Tomorrow is Election Day in the United States, the culmination of an unprecedentedly nerve-combusting season of political warfare. It’s been a campaign for which derangement – a mental disturbance; a disruption of the regular order – would seem to have been invented. It would even seem to merit the coining of derangement syndrome: an extreme response, often untethered from empirical reality, to a particular candidate or elected official.
There’s plenty of evidence.
The Year of Voting Dangerously: The Derangement of American Politics, by Maureen Dowd (2016)
On one side, there’s Hillary-Hatred Derangement Syndrome (Wall Street Journal), also known as Clinton Derangement Syndrome (New Republic). Reporter Sarah Kendzior defined the syndrome in an article published in August in DeCorrespondent, a Dutch publication:
People hate Hillary Clinton because people hate Hillary Clinton. This instinctive, matter-of-fact hatred is known in America as Clinton Derangement Syndrome. When possessed, the victim sees Hillary Clinton as a woman of unimaginable power. Her most amazing trick is the ability to eliminate men from American history.

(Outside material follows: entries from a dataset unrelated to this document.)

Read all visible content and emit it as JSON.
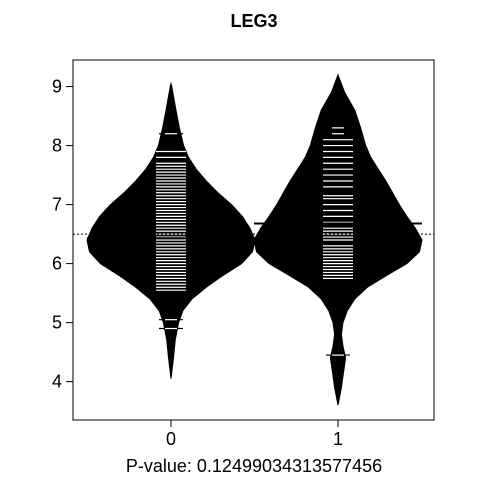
{
  "chart_data": {
    "type": "beanplot",
    "title": "LEG3",
    "xlabel": "P-value: 0.12499034313577456",
    "ylabel": "",
    "ylim": [
      3.35,
      9.45
    ],
    "yticks": [
      4,
      5,
      6,
      7,
      8,
      9
    ],
    "grid": false,
    "overall_mean": 6.5,
    "groups": [
      {
        "label": "0",
        "mean": 6.43,
        "min": 4.05,
        "max": 9.05,
        "density": [
          [
            4.05,
            0.0
          ],
          [
            4.4,
            0.03
          ],
          [
            4.7,
            0.05
          ],
          [
            5.0,
            0.09
          ],
          [
            5.2,
            0.14
          ],
          [
            5.4,
            0.25
          ],
          [
            5.6,
            0.42
          ],
          [
            5.8,
            0.62
          ],
          [
            6.0,
            0.84
          ],
          [
            6.2,
            0.97
          ],
          [
            6.4,
            1.0
          ],
          [
            6.6,
            0.94
          ],
          [
            6.8,
            0.85
          ],
          [
            7.0,
            0.72
          ],
          [
            7.2,
            0.56
          ],
          [
            7.4,
            0.42
          ],
          [
            7.6,
            0.3
          ],
          [
            7.8,
            0.21
          ],
          [
            8.0,
            0.15
          ],
          [
            8.3,
            0.1
          ],
          [
            8.6,
            0.06
          ],
          [
            9.0,
            0.01
          ],
          [
            9.05,
            0.0
          ]
        ],
        "observations": [
          4.9,
          5.05,
          5.55,
          5.6,
          5.65,
          5.7,
          5.75,
          5.8,
          5.85,
          5.9,
          5.95,
          6.0,
          6.05,
          6.1,
          6.15,
          6.2,
          6.25,
          6.3,
          6.35,
          6.4,
          6.45,
          6.5,
          6.55,
          6.6,
          6.65,
          6.7,
          6.75,
          6.8,
          6.85,
          6.9,
          6.95,
          7.0,
          7.05,
          7.1,
          7.15,
          7.2,
          7.25,
          7.3,
          7.35,
          7.4,
          7.45,
          7.5,
          7.55,
          7.6,
          7.65,
          7.7,
          7.8,
          7.9,
          8.2
        ]
      },
      {
        "label": "1",
        "mean": 6.68,
        "min": 3.6,
        "max": 9.2,
        "density": [
          [
            3.6,
            0.0
          ],
          [
            3.9,
            0.04
          ],
          [
            4.2,
            0.07
          ],
          [
            4.4,
            0.09
          ],
          [
            4.6,
            0.06
          ],
          [
            4.8,
            0.04
          ],
          [
            5.0,
            0.06
          ],
          [
            5.2,
            0.11
          ],
          [
            5.4,
            0.2
          ],
          [
            5.6,
            0.35
          ],
          [
            5.8,
            0.58
          ],
          [
            6.0,
            0.82
          ],
          [
            6.2,
            0.97
          ],
          [
            6.4,
            1.0
          ],
          [
            6.6,
            0.92
          ],
          [
            6.8,
            0.82
          ],
          [
            7.0,
            0.73
          ],
          [
            7.2,
            0.65
          ],
          [
            7.4,
            0.57
          ],
          [
            7.6,
            0.48
          ],
          [
            7.8,
            0.39
          ],
          [
            8.0,
            0.33
          ],
          [
            8.3,
            0.27
          ],
          [
            8.6,
            0.2
          ],
          [
            8.9,
            0.08
          ],
          [
            9.2,
            0.0
          ]
        ],
        "observations": [
          4.45,
          5.75,
          5.8,
          5.85,
          5.9,
          5.95,
          6.0,
          6.05,
          6.1,
          6.15,
          6.2,
          6.25,
          6.3,
          6.4,
          6.45,
          6.5,
          6.55,
          6.6,
          6.7,
          6.8,
          6.9,
          7.0,
          7.1,
          7.15,
          7.3,
          7.4,
          7.5,
          7.6,
          7.7,
          7.8,
          7.9,
          8.0,
          8.1,
          8.2,
          8.3
        ]
      }
    ]
  }
}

On the other side is Trump Derangement Syndrome, which the conservative writer and editor John Podhoretz said “is crippling the Left”:
People are losing it over Donald Trump. The people I’m talking about are mostly liberals and Democrats who are watching with horror as the election they happily thought Hillary Clinton had put away in August has become a squeaker in September. Their attitude is that any word uttered about the election that doesn’t serve as an open denunciation of Trump is an implicit endorsement of Trump.

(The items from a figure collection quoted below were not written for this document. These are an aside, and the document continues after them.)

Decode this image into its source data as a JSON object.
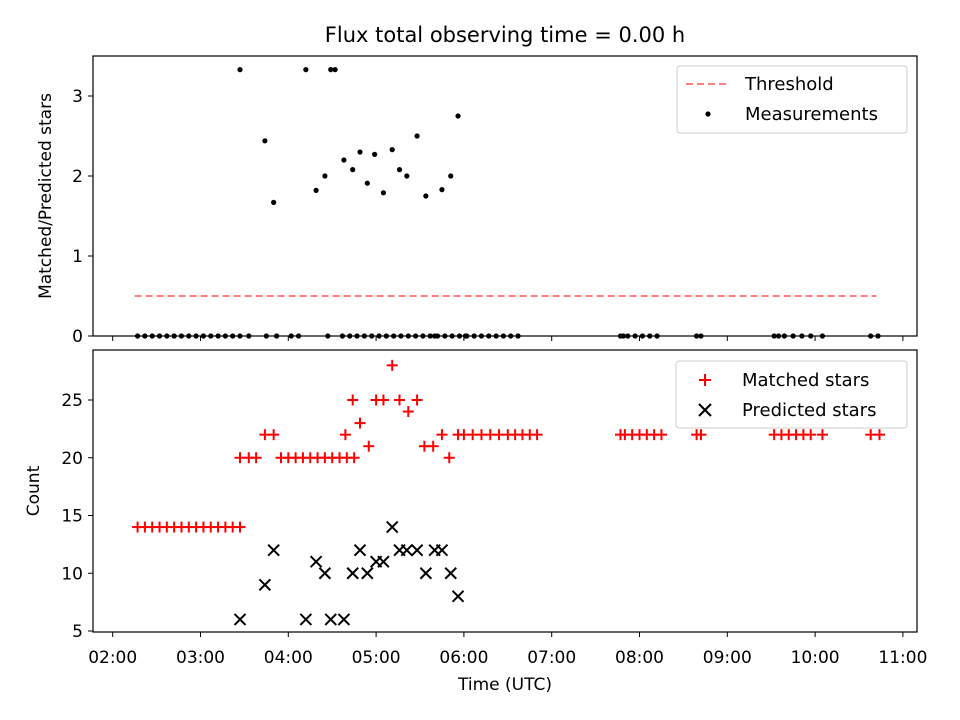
{
  "chart_data": [
    {
      "type": "scatter",
      "title": "Flux total observing time = 0.00 h",
      "xlabel": "",
      "ylabel": "Matched/Predicted stars",
      "xlim": [
        "02:00",
        "11:00"
      ],
      "ylim": [
        0,
        3.5
      ],
      "yticks": [
        0,
        1,
        2,
        3
      ],
      "grid": false,
      "legend": "top-right",
      "series": [
        {
          "name": "Threshold",
          "style": "dashed-line",
          "color": "#ff7f7f",
          "x": [
            "02:15",
            "10:42"
          ],
          "y": [
            0.5,
            0.5
          ]
        },
        {
          "name": "Measurements",
          "style": "dot",
          "color": "#000000",
          "x": [
            "02:17",
            "02:22",
            "02:27",
            "02:32",
            "02:37",
            "02:42",
            "02:47",
            "02:52",
            "02:57",
            "03:02",
            "03:07",
            "03:12",
            "03:17",
            "03:22",
            "03:27",
            "03:33",
            "03:45",
            "03:52",
            "04:02",
            "04:07",
            "04:27",
            "04:37",
            "04:42",
            "04:47",
            "04:52",
            "04:57",
            "05:02",
            "05:07",
            "05:12",
            "05:17",
            "05:22",
            "05:27",
            "05:32",
            "05:37",
            "05:42",
            "05:47",
            "05:52",
            "05:57",
            "06:02",
            "06:07",
            "06:12",
            "06:17",
            "06:22",
            "06:27",
            "06:32",
            "06:37",
            "07:47",
            "07:49",
            "07:52",
            "07:57",
            "08:02",
            "08:07",
            "08:12",
            "08:39",
            "08:42",
            "09:32",
            "09:35",
            "09:39",
            "09:45",
            "09:51",
            "09:57",
            "10:05",
            "10:38",
            "10:43",
            "03:27",
            "03:44",
            "03:50",
            "04:12",
            "04:19",
            "04:25",
            "04:29",
            "04:32",
            "04:38",
            "04:44",
            "04:49",
            "04:54",
            "04:59",
            "05:05",
            "05:11",
            "05:16",
            "05:21",
            "05:28",
            "05:34",
            "05:40",
            "05:45",
            "05:51",
            "05:56",
            "06:01"
          ],
          "y": [
            0,
            0,
            0,
            0,
            0,
            0,
            0,
            0,
            0,
            0,
            0,
            0,
            0,
            0,
            0,
            0,
            0,
            0,
            0,
            0,
            0,
            0,
            0,
            0,
            0,
            0,
            0,
            0,
            0,
            0,
            0,
            0,
            0,
            0,
            0,
            0,
            0,
            0,
            0,
            0,
            0,
            0,
            0,
            0,
            0,
            0,
            0,
            0,
            0,
            0,
            0,
            0,
            0,
            0,
            0,
            0,
            0,
            0,
            0,
            0,
            0,
            0,
            0,
            0,
            3.33,
            2.44,
            1.67,
            3.33,
            1.82,
            2.0,
            3.33,
            3.33,
            2.2,
            2.08,
            2.3,
            1.91,
            2.27,
            1.79,
            2.33,
            2.08,
            2.0,
            2.5,
            1.75,
            0,
            1.83,
            2.0,
            2.75,
            0
          ]
        }
      ]
    },
    {
      "type": "scatter",
      "title": "",
      "xlabel": "Time (UTC)",
      "ylabel": "Count",
      "xlim": [
        "02:00",
        "11:00"
      ],
      "xticks": [
        "02:00",
        "03:00",
        "04:00",
        "05:00",
        "06:00",
        "07:00",
        "08:00",
        "09:00",
        "10:00",
        "11:00"
      ],
      "ylim": [
        5,
        29
      ],
      "yticks": [
        5,
        10,
        15,
        20,
        25
      ],
      "grid": false,
      "legend": "top-right",
      "series": [
        {
          "name": "Matched stars",
          "style": "plus",
          "color": "#ff0000",
          "x": [
            "02:17",
            "02:22",
            "02:27",
            "02:32",
            "02:37",
            "02:42",
            "02:47",
            "02:52",
            "02:57",
            "03:02",
            "03:07",
            "03:12",
            "03:17",
            "03:22",
            "03:27",
            "03:27",
            "03:33",
            "03:38",
            "03:44",
            "03:50",
            "03:55",
            "04:00",
            "04:05",
            "04:10",
            "04:15",
            "04:20",
            "04:25",
            "04:30",
            "04:35",
            "04:40",
            "04:45",
            "04:39",
            "04:44",
            "04:49",
            "04:55",
            "05:00",
            "05:05",
            "05:11",
            "05:16",
            "05:22",
            "05:28",
            "05:33",
            "05:39",
            "05:45",
            "05:50",
            "05:56",
            "06:00",
            "06:06",
            "06:12",
            "06:18",
            "06:24",
            "06:30",
            "06:35",
            "06:40",
            "06:45",
            "06:50",
            "07:47",
            "07:50",
            "07:55",
            "08:00",
            "08:05",
            "08:10",
            "08:15",
            "08:39",
            "08:42",
            "09:32",
            "09:37",
            "09:42",
            "09:47",
            "09:52",
            "09:57",
            "10:05",
            "10:38",
            "10:44"
          ],
          "y": [
            14,
            14,
            14,
            14,
            14,
            14,
            14,
            14,
            14,
            14,
            14,
            14,
            14,
            14,
            14,
            20,
            20,
            20,
            22,
            22,
            20,
            20,
            20,
            20,
            20,
            20,
            20,
            20,
            20,
            20,
            20,
            22,
            25,
            23,
            21,
            25,
            25,
            28,
            25,
            24,
            25,
            21,
            21,
            22,
            20,
            22,
            22,
            22,
            22,
            22,
            22,
            22,
            22,
            22,
            22,
            22,
            22,
            22,
            22,
            22,
            22,
            22,
            22,
            22,
            22,
            22,
            22,
            22,
            22,
            22,
            22,
            22,
            22,
            22
          ]
        },
        {
          "name": "Predicted stars",
          "style": "x",
          "color": "#000000",
          "x": [
            "03:27",
            "03:44",
            "03:50",
            "04:12",
            "04:19",
            "04:25",
            "04:29",
            "04:38",
            "04:44",
            "04:49",
            "04:54",
            "05:00",
            "05:05",
            "05:11",
            "05:16",
            "05:21",
            "05:28",
            "05:34",
            "05:40",
            "05:45",
            "05:51",
            "05:56"
          ],
          "y": [
            6,
            9,
            12,
            6,
            11,
            10,
            6,
            6,
            10,
            12,
            10,
            11,
            11,
            14,
            12,
            12,
            12,
            10,
            12,
            12,
            10,
            8
          ]
        }
      ]
    }
  ]
}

Even Republicans – the #NeverTrump GOPers – can suffer from TDS, according to the alt-right site Breitbart, which in May defended the Republican nominee as “a man who has raised an admirable family.”
The syndrome is so virulent it’s spread beyond our borders. Witness Putin Derangement Syndrome, which The Atlantic’s David A. Graham called “the product of Republican hatred for Obama and their distant view of a faraway strongman who represents his opposite, for good or ill. The party of ‘My Country, Right or Wrong’ has been overtaken by cheerleaders for a brutal leader in Moscow.”
Just call the whole thing Election Derangement Syndrome, wrote Joel Achenbach in the Washington Post:
Everyone I know has Election Derangement Syndrome. They’re nine or 10 stages beyond being merely nervous, atwitter, jittery. They’re compulsively checking the polls, wandering dazed through the halls. They moan and keen and snivel. At night they have dreams of falling off a cliff, and in those dreams they try desperately to wake up before impact because we all know what happens if you don’t
But derangement syndrome is in fact older than our current waking nightmare. The conservative columnist (and former psychiatrist) Charles Krauthammer is believed to have first used it in a political context back in December 2003, when he coined Bush Derangement Syndrome to describe “the acute onset of paranoia in otherwise normal people in reaction to the policies, the presidency – nay – the very existence of George W. Bush.”
During the 2008 presidential campaign, Palin Derangement Syndrome described the wrath of Democrats directed toward Sen. John McCain’s running mate, Sarah Palin. (It was still being invoked five years later by the right-wing website Twitchy: “There’s just something about Sarah Palin that drives liberals absolutely insane — maybe her honesty, decency and straightforwardness?”) Inevitably, sadly, we are still surrounded by carriers of Obama Derangement Syndrome, defined by the Left Space Wiki as
paranoia regarding anything to do with President Barack Obama. Reflecting the extreme social anxiety produced by upending the racial hierarchy which was all that was left of the minimally privileged social status of working class White Anglo-Saxon Protestants (WASPs) after the capitalist ruling class deprived them of post-WWII job security, ODS victims fixate on the Otherness of Obama and in the process make themselves the subject of ridicule. The “Thanks Obama” come-back parodies such misdirected hatred and social marginalization.
In 2016, even a derangement syndrome can become deranged. Trump Derangement Syndrome can apply not only to the candidate’s detractors but to his most blindly loyal supporters, as Tina Nguyen wrote last month in Vanity Fair: “With millions of Trump supporters rallying around the candidate’s newly declared war on defectors like House Speaker Paul Ryan, some Republicans are presenting symptoms that suggest Trump mania may be incurable.”
In a more innocent era, derangement syndrome was a term used by orthopedists and physical therapists to describe “the situation in which the normal resting position of the articular surfaces of two adjacent vertebrae is disturbed as a result of a change in the position of the fluid nucleus between these surfaces.”